健診と人間ドック(PET検診、がんドック等)の検査

日本では、労働安全衛生法という法律によって、事業主や医療保険者、自治体が定期的に健診(健康診断)を実施するように義務付けており、これによりすべての人が、無料もしくは一部自己負担で健診を受診できるようになっています。40歳未満のお勤めの方が受けるのが、一般健康診断(職域健診)で、定期健診や雇入時健診などが該当します。職場で受ける機会がない方は、地方自治体が実施している住民健診を受けます。

放射線の診断医

これらは身体計測や血液検査、尿検査、血圧測定など、短時間で簡単に行える基本的な項目ばかりで、生活習慣病のリスク要因となる肥満度、病気のあるなしを見つけ出す「スクリーニング検査」です。隠れている病気を確定診断することはできませんが、以上を占めてしている臓器を絞り込むことができるため、病気発見の手掛かりになるという点で有効です。

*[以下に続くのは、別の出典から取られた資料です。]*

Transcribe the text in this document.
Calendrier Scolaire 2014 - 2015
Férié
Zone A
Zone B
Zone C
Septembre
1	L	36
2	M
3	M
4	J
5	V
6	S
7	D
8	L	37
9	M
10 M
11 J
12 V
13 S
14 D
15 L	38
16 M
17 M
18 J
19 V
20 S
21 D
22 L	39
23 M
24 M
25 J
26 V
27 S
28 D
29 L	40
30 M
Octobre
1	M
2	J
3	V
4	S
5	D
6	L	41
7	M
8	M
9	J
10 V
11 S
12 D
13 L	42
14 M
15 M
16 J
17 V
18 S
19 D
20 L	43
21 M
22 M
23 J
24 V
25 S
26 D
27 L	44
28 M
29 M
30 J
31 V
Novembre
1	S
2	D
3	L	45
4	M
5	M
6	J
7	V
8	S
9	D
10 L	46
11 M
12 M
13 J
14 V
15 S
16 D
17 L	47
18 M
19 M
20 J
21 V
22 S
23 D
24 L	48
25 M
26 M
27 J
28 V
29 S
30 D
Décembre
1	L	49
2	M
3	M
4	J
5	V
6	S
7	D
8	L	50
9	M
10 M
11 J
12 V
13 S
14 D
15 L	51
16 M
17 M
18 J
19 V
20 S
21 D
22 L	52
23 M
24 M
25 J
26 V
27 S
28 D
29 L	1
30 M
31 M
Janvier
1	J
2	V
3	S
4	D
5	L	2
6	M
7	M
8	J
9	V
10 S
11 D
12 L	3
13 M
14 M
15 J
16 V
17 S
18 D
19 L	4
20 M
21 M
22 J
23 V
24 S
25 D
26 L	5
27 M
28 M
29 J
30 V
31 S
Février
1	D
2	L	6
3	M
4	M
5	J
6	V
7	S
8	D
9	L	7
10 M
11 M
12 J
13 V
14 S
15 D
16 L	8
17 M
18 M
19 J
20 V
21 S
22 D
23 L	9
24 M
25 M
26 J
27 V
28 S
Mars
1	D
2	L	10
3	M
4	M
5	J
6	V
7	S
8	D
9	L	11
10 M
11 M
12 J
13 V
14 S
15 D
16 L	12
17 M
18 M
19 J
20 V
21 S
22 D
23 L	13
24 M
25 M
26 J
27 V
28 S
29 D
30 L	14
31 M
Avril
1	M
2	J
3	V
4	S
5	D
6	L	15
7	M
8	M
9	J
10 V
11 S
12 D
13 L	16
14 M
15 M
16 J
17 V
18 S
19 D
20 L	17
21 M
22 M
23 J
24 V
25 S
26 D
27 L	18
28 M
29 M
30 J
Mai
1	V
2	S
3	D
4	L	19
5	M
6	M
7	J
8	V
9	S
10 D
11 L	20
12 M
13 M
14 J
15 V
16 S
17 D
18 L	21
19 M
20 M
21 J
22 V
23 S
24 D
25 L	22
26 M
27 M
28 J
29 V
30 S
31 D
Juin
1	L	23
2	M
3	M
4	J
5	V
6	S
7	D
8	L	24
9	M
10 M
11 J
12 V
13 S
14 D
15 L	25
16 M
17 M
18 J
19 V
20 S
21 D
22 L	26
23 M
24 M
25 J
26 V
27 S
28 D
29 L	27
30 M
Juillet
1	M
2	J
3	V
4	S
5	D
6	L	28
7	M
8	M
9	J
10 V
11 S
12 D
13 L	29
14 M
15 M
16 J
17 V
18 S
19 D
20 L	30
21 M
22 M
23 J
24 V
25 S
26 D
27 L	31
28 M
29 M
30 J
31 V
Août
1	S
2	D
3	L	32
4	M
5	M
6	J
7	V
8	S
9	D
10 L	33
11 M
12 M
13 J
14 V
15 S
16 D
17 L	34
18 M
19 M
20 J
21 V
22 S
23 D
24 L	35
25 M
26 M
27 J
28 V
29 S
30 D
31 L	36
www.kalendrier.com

生活習慣病の元凶となるメタボリックシンドロームの早期発見・治療を目的として、40~74歳の被保険者を対象に1年に1回実施されているのが、特定健康診査・特定保健指導です。従来の「受けっぱなし」の検査と異なり、医師や看護師などによる保健指導がセットになっており、必要に応じて食事や運動についてのアドバイスを受けることができ、生活習慣の改善につなげようというものです。

一定の年齢の人を対象に、無料クーポンや健診手帳を配布し、がん検診、骨粗しょう症検査、肝炎ウイルス検査などを実施している自治体も増えています。自治体により実施項目や補助対象となる検診は異なりますので、お住いの市区町村のホームページでご確認ください。

任意型健診とは、個人の判断で自由に健康診断のことで、人間ドックがその代表です。基本検査に加えて、MRI(磁気共鳴画像)やMRA(磁気共鳴血管造影)、CT(コンピュータ断層撮影装置)、PET(陽電子放射断層撮影装置)などの画像診断装置を使用して、幅広く健康状態を調べます。検査項目は、日本人間ドック学会と日本総合健診医学会で基準が示されていますが、医療機関によってその内容は異なります。

人間ドックの種類は、臓器・部位別、性別によりコース分けがなされています。既に持病がある方、親や親せきにがんや脳卒中になった人がいる方、不規則な生活習慣を送っている方など、ご自身のリスクが高い病気がわかっている場合は、特定の病気を調べるためのオプション検査を追加することもできます。

がんドック
PETとCTを組み合わせたPET-CTや、腫瘍マーカー検査を中心として、がんの早期発見を目指すものです。PET検査は、がん細胞が活動する際に必要とするブドウ糖の量が多いという性質を利用した放射線検査で、1回の撮影で全身のがんを調べることができるため、患者の負担が少ない方法として注目されています。

脳ドック
頭部の断層を撮影するMRI検査をはじめ、頸動脈エコー、血液検査、血圧測定などを行うことで、症状のない脳梗塞、くも膜下出血を引き起こす未破裂脳動脈瘤、脳腫瘍、初期の認知症を早期発見、あるいはそのリスクを評価します。

心臓ドック
心エコー、心電図検査、心臓CT検査、胸部エックス線撮影などにより、心筋梗塞や狭心症などの心疾患を早期発見します。心電図は安静時だけでなく、運動で負荷がかかっている際の測定を行う負荷心電図、24時間記録するホルター心電図などを活用することで、潜在する病気も発見しやすくなります。

レディースドック
マンモグラフィー、乳腺エコー、膣分泌液の採取、甲状腺ホルモン検査などを行い、若い世代の女性にも増えている乳がん、子宮頸がん、甲状腺疾患(バセドウ病など)、骨粗しょう症などを調べます。

人間ドックに代表される任意型健診は、健康な人が自由意思で受診するものですので、基本的には健康保険は適用されず、全額自己負担となります。ただし、国民健康保険組合などで、人間ドックの一定補助を行っている場合もあります。